Chest pain is the most common symptom with which heart disease is associated, though it is well known that all chest pain may not be due to heart disease. The characteristics of chest pain are important in differentiating the causes. History is most often the only tool to evaluate chest pain as physical findings may be lacking.
- Location: Usually chest pain of cardiac origin is central and described as retrosternal
- Nature of pain: Pain due to myocardial ischemia (angina) is described as a crushing pain or heaviness in the chest. Pericardial pain may be felt as a superficial pain.
- Radiation of pain: Anginal pain may radiate to any region between the lower jaw and umbilicus, though typical radiation described is to the left arm. There are persons who complain only of pain in the jaw, wrist or elsewhere. When pain occurs only in the sites of radiation, without chest pain, it is one of the anginal equivalents.

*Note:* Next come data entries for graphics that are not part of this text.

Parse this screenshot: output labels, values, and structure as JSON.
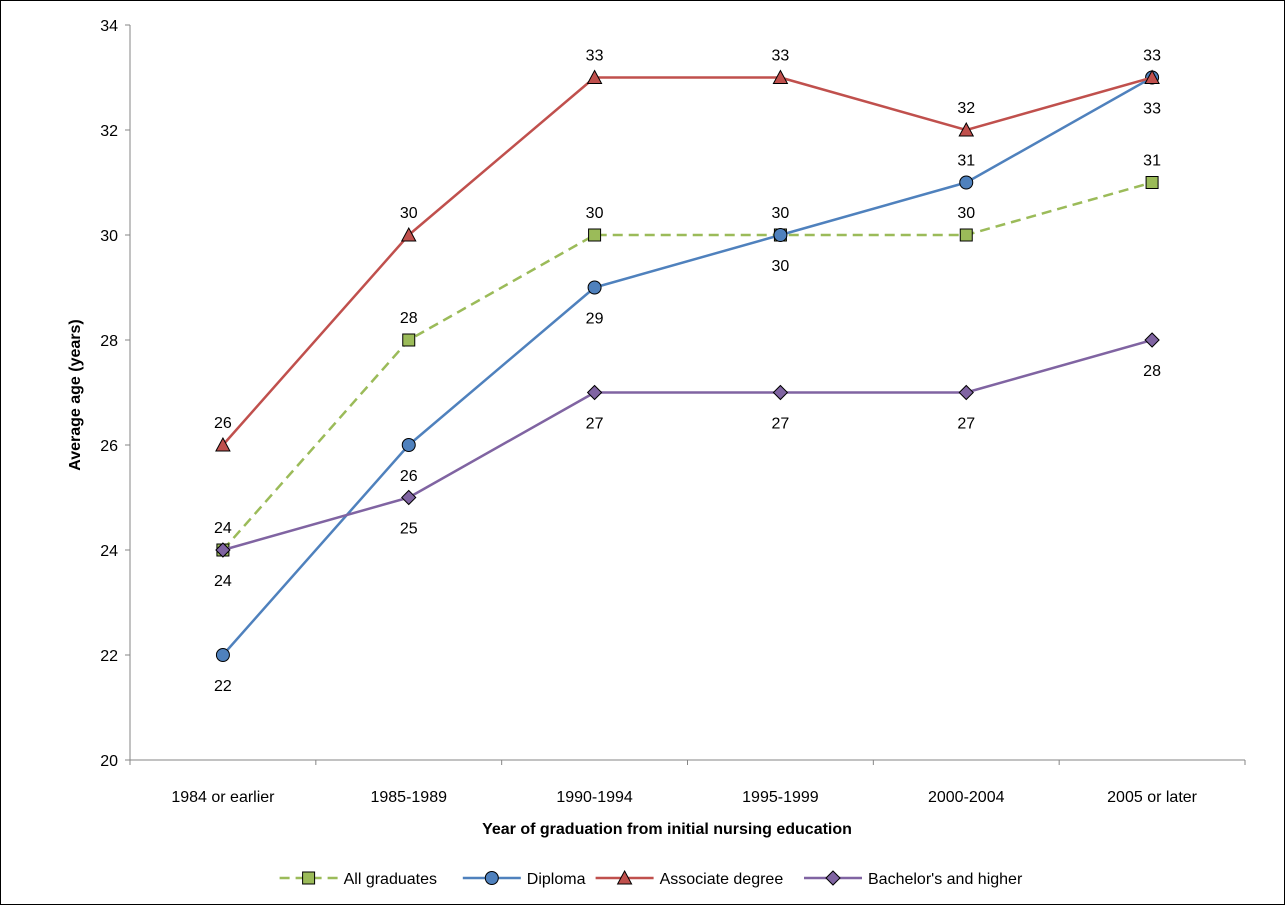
{
  "chart_data": {
    "type": "line",
    "title": "",
    "xlabel": "Year of graduation from initial nursing education",
    "ylabel": "Average age (years)",
    "categories": [
      "1984 or earlier",
      "1985-1989",
      "1990-1994",
      "1995-1999",
      "2000-2004",
      "2005 or later"
    ],
    "ylim": [
      20,
      34
    ],
    "yticks": [
      20,
      22,
      24,
      26,
      28,
      30,
      32,
      34
    ],
    "grid": false,
    "legend_position": "bottom",
    "series": [
      {
        "name": "All graduates",
        "values": [
          24,
          28,
          30,
          30,
          30,
          31
        ],
        "color": "#9BBB59",
        "marker": "square",
        "dashed": true,
        "label_pos": [
          "above",
          "above",
          "above",
          "above",
          "above",
          "above"
        ]
      },
      {
        "name": "Diploma",
        "values": [
          22,
          26,
          29,
          30,
          31,
          33
        ],
        "color": "#4F81BD",
        "marker": "circle",
        "dashed": false,
        "label_pos": [
          "below",
          "below",
          "below",
          "below",
          "above",
          "below"
        ]
      },
      {
        "name": "Associate degree",
        "values": [
          26,
          30,
          33,
          33,
          32,
          33
        ],
        "color": "#C0504D",
        "marker": "triangle",
        "dashed": false,
        "label_pos": [
          "above",
          "above",
          "above",
          "above",
          "above",
          "above"
        ]
      },
      {
        "name": "Bachelor's and higher",
        "values": [
          24,
          25,
          27,
          27,
          27,
          28
        ],
        "color": "#8064A2",
        "marker": "diamond",
        "dashed": false,
        "label_pos": [
          "below",
          "below",
          "below",
          "below",
          "below",
          "below"
        ]
      }
    ]
  }
}
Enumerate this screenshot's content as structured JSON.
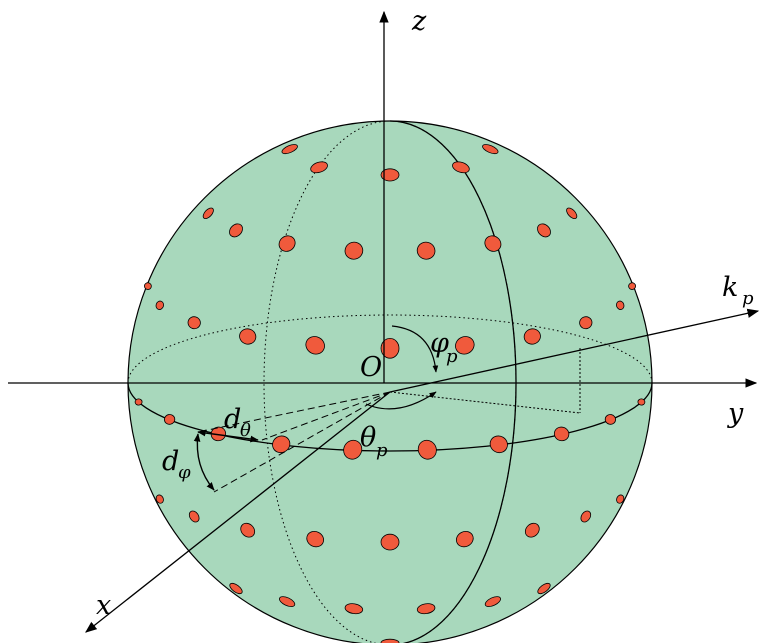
{
  "labels": {
    "z": "z",
    "y": "y",
    "x": "x",
    "origin": "O",
    "k": "k",
    "k_sub": "p",
    "phi": "φ",
    "phi_sub": "p",
    "theta": "θ",
    "theta_sub": "p",
    "d": "d",
    "d_theta_sub": "θ",
    "d_phi_sub": "φ"
  },
  "colors": {
    "sphere_fill": "#a8d8bc",
    "element_fill": "#f05a3c",
    "stroke": "#000000"
  }
}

- Aggravating and relieving factors: Myocardial ischemic pain in stable effort angina pectoris is brought on by exertion and relieved by rest. Myocardial ischemia means a decrease in the blood supply to the heart or a lack of blood supply in proportion to the demand. But the chest pain is persistent in case of myocardial infarction (heart attack) and unstable angina. Pain due to pericarditis may increase on inspiration if there is associated pleural involvement. Pain of pericarditis may be relieved by sitting and leaning forward. Pericardial pain can be associated with pain during swallowing (odynophagia) as the inflamed posterior pericardium overlies the esophagus.
- Associated symptoms: Excessive sweating is often associated with chest pain in myocardial infarction. Nausea and vomiting may also occur just like in any other visceral pain. Dizziness and palpitation are other possible associations.
It is important to differentiate cardiac from non-cardiac causes of chest pain, though it may not always be possible without the support of investigations.